Last Friday, TV3 showed a gory news item in which a so-called father put hot charcoal in the palms of his son and mercilessly beat him till he fell in charcoal pot and got burnt the more.

Only God knows what punishment this wicked father have been meting out to the boy's mother if they are still living under one roof.

This and other atrocities against women and children give ample justification for all Ghanaians to take domestic violence seriously. Yesterday November 25 a programme dubbed 16 Days of Activism Campaign Against Gender Violence on the theme, "Demanding Implementation, Challenging Obstacles" was launched by the Women's Initiative for Self Empowerment (WISE) in Accra.

The 16-day campaign was planned to symbolically link violence against women to other important landmarks like the International Women Human Rights Defenders Day (November 29) and World AIDS Day, December 1.

At a forum last Friday to outline the activities slated for the event the Deputy Minister of the Ministry of Women and Children's Affairs (MOWAC), Mr.

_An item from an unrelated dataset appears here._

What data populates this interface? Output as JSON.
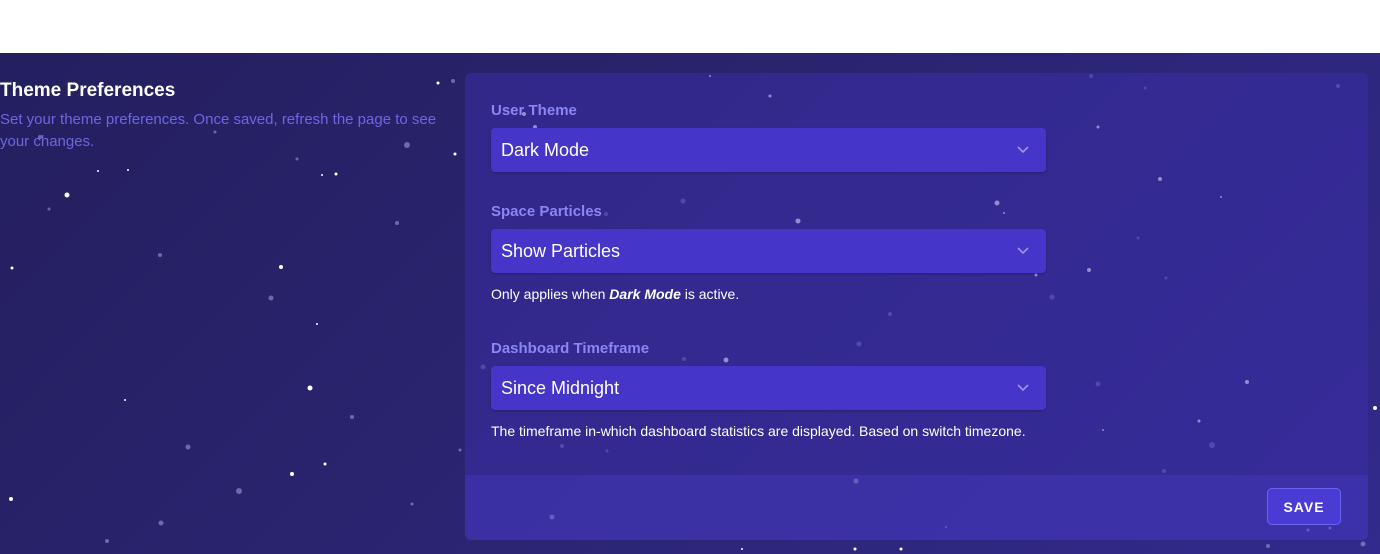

Daniel Dugan, announced that the Ministry would soon initiate a programme towards the development of a database on convicted child abusers and domestic violence perpetrators for publication to serve as a deterrent.

This newspaper is all for the publication of names and pictures of child abusers and wife batterers in a bid to name and shame them. This is because the rate at which children, some as young as three are being defiled by adult men is difficult to comprehend. Hardly a day passes without one reading several cases of defilement of children in the newspapers. MOWAC's decision to generate a database of child defilers and domestic violence perpetrators is a laudable idea.

But the problem with such policies is that it is easier said than done, since some policy makers and implementers are themselves potential child and women abusers. That explains why cases of child and women abuses involving influential people are easily swept under the carpet.

No doubt, domestic violence poses serious social and economic challenges for the country.

As the Deputy Minister rightly noted, fighting domestic violence requires the cooperation of state institutions such as, law enforcement agencies, medical practitioners, traditional authorities, opinion leaders as well as individuals.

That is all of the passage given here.